Ils devraient l'être, et ce serait une bonne chose. L'article 20 du règlement prévoit que les autorités des États membres disposent « d'une assistance scientifique indépendante suffisante » qui leur fournit non seulement « des avis scientifiques concernant les guides des bonnes pratiques », mais qui a aussi une responsabilité dans la validation des programmes de formation. Cet organisme – en France, il s'agit de l'ANSES – devrait donc avoir une approche cohérente qui permette l'utilisation des guides de bonnes pratiques dans la formation. Vous avez parfaitement raison, madame la députée de faire le lien entre les deux.

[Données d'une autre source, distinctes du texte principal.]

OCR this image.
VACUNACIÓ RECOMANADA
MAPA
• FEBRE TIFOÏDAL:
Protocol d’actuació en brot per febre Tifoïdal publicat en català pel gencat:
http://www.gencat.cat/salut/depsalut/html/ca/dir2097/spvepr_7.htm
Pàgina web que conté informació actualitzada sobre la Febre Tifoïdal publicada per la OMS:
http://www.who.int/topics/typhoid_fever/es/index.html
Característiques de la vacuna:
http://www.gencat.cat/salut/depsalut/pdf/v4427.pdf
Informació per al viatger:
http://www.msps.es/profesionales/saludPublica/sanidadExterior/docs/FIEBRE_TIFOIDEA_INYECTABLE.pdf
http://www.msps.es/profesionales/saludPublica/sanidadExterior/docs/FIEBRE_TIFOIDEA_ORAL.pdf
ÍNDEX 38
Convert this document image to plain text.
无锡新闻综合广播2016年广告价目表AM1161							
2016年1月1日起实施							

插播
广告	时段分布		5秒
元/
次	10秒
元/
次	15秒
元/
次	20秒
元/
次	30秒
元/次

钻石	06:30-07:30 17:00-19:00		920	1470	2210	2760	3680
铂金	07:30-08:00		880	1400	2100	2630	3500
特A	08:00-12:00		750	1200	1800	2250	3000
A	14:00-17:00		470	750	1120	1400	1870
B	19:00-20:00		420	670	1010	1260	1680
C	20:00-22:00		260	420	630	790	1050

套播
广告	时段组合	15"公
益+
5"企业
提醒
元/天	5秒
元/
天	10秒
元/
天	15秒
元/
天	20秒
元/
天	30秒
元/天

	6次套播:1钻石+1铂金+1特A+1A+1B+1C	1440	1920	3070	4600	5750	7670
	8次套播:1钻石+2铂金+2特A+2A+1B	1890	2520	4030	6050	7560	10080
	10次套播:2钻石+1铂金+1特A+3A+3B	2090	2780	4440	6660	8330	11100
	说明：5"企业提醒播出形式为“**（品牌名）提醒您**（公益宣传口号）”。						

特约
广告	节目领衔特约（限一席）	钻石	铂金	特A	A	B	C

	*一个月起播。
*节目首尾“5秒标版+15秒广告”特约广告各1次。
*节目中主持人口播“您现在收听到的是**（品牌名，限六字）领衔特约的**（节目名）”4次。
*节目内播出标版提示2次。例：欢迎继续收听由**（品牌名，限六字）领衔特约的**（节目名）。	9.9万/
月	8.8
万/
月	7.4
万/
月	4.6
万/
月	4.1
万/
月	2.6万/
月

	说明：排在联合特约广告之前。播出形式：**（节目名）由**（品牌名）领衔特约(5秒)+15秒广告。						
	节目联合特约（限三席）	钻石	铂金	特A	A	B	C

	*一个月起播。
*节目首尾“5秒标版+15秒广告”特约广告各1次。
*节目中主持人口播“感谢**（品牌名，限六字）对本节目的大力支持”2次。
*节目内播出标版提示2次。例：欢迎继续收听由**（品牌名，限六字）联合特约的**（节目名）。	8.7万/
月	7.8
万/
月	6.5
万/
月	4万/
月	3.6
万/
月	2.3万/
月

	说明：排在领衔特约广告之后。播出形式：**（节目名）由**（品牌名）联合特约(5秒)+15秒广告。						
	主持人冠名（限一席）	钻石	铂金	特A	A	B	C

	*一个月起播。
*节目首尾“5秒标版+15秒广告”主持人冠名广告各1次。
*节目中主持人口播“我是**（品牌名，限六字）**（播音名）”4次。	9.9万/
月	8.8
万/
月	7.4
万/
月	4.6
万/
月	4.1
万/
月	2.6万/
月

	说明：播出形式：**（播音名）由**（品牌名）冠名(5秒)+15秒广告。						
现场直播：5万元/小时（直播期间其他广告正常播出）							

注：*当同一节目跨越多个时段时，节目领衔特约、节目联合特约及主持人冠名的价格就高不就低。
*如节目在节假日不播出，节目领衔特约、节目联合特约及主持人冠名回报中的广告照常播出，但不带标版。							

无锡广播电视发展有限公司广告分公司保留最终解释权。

Il n'est pas facile de répondre en quelques mots à la question qui nous a été posée sur la souffrance. C'est une question complexe. En terminologie, la souffrance et le bien-être animal ne se recoupent pas : la première notion a une dimension relativement limitée alors que la seconde est un concept plus positif. Il existe par ailleurs des degrés de souffrance. On peut simplifier en parlant de deux types de souffrance. L'une est physiologique : elle est liée à une atteinte physique de l'organisme qui provoque la douleur. L'autre, liée à une détresse, est psychologique. Elle existe aussi chez l'animal : c'est la peur. Si vous placez un animal d'élevage – ce sont pour la plupart des proies – face à un prédateur, il va exprimer un certain degré de souffrance. De même s'il fait l'objet d'une agression, même si elle est par exemple purement sonore. Il peut exister des souffrances qui ne sont pas des douleurs. Lorsqu'il y a douleur, il y a une souffrance psychologique : s'il est conscient durant l'abattage et la perte de vie, l'animal est angoissé parce qu'il sent qu'il va mourir. La douleur et la souffrance psychologique se combinent.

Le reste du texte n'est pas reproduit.